Ich kann mich noch erinnern, dass der UB- Vorsitzende ( er war hauptamtlicher Gewerkschaftssekretär ) zu mir sagte, als ich ihm den schriftlichen Antrag ( Anlage 1 ) aushändigte : "Euch werden sie in Bielefeld schön abbügeln"

Ausserdem erhielt ich meine 1. Vorstandsfunktion : ich wurde Schriftführer des Unterbezirks und wurde damit Mitglied des geschäftsführenden Vorstandes des SPD- Unterbezirks Höxter- Warburg.
.
Ausserdem wurde ich vom UB- Parteitag noch zum Mitglied der Antragskommission gewaehlt, eine Regelung, die wir dann fuer alle Unterbezirke im Bezirk durchsetzen und in der Bezirkssatzung festlegten, Sie wurde bis zuletzt praktiziert. Wie dies nun nach der Auflösung der 4 Bezirke im neuen Landesbezirk Nordrhein- Westfalen geregelt ist, weiss ich nicht.

2. Erfolg auf dem Bezirksparteitag ermöglicht den Weg in eine für mich "grosse Politik"

Als ich die Anträge zum Bezirksparteitag erhielt, stellte ich fest, dass aus dem UB Herford auch ein Antrag zur Ablehnung der Notstandsgesetze vorlag.. Ich setzte mich  mit dem Antragsteller in Verbindung, den ich dann auch in der Antragskommission traf.. Obwohl sich ausser unseren 2 Stimmen alle anderen Vertreter fuer eine Notstandsgesetzgebung aussprachen, wurde auf dem Bezirksparteitag das Votum gegen die Notstandsgesetzgebung mit knapper Mehrheit erreicht. ( vergl. Anlage 4 : Bericht aus "express international" vom 02.03.1968, Jahrgang V , Nr. 54/55   : SPD Ostwestfalen-Lippe - Überraschendes Nein zu den Notstandsgesetzen. )

"express international" wurde damals von der GfP, d.h. der "Gesellschaft für Forschung und internationale Kooperation auf dem Gebiet der Publizistik e.V." herausgegeben. Mitglieder dieses Vereins waren linke Sozialdemokraten ( Jochen Steffen, Wilhelm Dröscher, Peter von Oertzen, Erwin Beck u. a. ). Redakteure waren u.a. Karsten D. Voigt und Michael Oppocinski ( heute : Wirtschaftsredakteur beim ZDF, er war auch zeitweise einmal Pressereferent vom SPD-Bezirk Hessen-Süd). Diese Zeitschrift gab 1968 zum SPD- Parteitag eine Sondernummer heraus,. in der dann u. a. auch der o. a. Bericht über den ostwestfälischen SPD- Bezirksparteitag  erschien, den ein Warburger Juso schrieb, der dort bei der "Neuen Westfälischen" beschäftigt war.

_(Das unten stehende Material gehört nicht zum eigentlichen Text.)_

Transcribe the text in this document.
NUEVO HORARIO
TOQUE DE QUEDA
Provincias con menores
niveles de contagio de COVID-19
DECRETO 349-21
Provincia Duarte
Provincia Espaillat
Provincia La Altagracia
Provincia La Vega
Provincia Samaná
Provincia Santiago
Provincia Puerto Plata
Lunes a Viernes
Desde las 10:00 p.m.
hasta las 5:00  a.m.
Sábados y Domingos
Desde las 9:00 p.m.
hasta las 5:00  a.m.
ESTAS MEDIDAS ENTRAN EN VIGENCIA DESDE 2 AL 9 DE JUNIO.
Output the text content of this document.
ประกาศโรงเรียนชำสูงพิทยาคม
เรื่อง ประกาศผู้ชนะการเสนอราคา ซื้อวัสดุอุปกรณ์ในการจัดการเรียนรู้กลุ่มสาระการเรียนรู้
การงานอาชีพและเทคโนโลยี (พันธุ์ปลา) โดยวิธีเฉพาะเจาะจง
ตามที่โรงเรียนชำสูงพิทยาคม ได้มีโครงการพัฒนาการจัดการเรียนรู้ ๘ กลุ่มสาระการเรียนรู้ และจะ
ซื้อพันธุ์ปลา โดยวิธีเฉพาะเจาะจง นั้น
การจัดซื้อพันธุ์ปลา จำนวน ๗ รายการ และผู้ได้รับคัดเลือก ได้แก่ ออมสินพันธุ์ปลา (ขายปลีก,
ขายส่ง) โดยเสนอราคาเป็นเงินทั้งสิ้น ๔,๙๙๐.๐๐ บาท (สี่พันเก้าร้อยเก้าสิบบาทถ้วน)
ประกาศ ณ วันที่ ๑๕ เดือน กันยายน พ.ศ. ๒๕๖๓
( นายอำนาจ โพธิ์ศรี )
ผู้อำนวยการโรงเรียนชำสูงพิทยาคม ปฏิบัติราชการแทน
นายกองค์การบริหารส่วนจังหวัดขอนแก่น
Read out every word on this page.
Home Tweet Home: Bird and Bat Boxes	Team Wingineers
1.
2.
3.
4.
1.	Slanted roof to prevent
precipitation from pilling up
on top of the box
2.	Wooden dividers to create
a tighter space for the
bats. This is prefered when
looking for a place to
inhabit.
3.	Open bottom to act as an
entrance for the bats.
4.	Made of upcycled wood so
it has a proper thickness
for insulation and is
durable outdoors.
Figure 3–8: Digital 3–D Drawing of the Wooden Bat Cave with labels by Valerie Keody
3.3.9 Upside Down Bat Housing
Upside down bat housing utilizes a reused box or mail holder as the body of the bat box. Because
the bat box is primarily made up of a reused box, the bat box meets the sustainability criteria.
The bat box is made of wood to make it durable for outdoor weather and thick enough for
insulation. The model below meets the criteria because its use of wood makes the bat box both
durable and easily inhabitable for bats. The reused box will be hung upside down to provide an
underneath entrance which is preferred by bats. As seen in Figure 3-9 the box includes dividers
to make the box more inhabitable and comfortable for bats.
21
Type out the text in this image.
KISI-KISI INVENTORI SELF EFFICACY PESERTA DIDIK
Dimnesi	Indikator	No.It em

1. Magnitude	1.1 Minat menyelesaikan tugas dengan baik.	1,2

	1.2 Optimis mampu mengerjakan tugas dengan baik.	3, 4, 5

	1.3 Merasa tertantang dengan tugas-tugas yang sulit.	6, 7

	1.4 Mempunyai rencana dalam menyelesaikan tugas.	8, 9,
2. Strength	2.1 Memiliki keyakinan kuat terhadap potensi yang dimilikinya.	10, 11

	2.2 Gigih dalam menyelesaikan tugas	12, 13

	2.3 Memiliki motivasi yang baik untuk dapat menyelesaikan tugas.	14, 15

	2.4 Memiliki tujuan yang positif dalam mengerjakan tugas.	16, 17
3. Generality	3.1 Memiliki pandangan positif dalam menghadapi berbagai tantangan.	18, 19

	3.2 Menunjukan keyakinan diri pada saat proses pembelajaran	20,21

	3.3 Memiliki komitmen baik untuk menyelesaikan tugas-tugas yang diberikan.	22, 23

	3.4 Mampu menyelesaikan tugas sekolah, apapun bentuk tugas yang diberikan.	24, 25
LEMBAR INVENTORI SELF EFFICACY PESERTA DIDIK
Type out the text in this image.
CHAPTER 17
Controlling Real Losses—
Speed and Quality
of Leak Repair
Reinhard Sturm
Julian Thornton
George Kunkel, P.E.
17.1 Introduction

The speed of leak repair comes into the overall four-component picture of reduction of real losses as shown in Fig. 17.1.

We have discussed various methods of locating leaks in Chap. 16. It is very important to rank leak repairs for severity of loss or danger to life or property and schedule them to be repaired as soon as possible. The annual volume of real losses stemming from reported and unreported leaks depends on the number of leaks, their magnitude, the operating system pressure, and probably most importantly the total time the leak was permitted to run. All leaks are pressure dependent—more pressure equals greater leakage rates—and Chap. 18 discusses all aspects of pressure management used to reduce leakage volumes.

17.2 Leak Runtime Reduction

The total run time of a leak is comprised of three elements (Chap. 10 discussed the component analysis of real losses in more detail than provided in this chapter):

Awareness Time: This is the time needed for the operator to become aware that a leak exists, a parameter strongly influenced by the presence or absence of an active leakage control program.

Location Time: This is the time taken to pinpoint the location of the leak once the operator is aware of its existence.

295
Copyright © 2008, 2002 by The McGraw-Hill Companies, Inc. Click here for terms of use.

Der IG Metall in Frankfurt teilte ich diese Nachricht mit. Sie lud mich daraufhin zu einer Vorbesprechung von SPD- Linken nach Oberhausen ein, die am Rande einer IG Metall- Konferenz stattfand.. Den Vorsitz hatte der damalige Pressesprecher der IG Metall Olaf Radke, der gleichzeitig stellv. Vorsitzende des SPD- Bezirks- Hessen- Süd war. Davon habe ich in meinen Unterlagen ein von mir gefertigtes Protokoll gefunden, das ich damals an mir bekannte Delegierte zur Information weiterleitete. Interessant dürfte auch sein, dass hier vereinbart wurde, Johannes Rau als Mitglied zum Parteivorstand zu unterstützen, der dann auf dem Parteitag erstmalig in den SPD- Bundesvorstand gewählt wurde ( vergl. Anlage : Kurzbericht einer Besprechung von Delegierten zum SPD- Parteitag am 08.03.1968 in Oberhausen,  Hotel "Ruhrland" ).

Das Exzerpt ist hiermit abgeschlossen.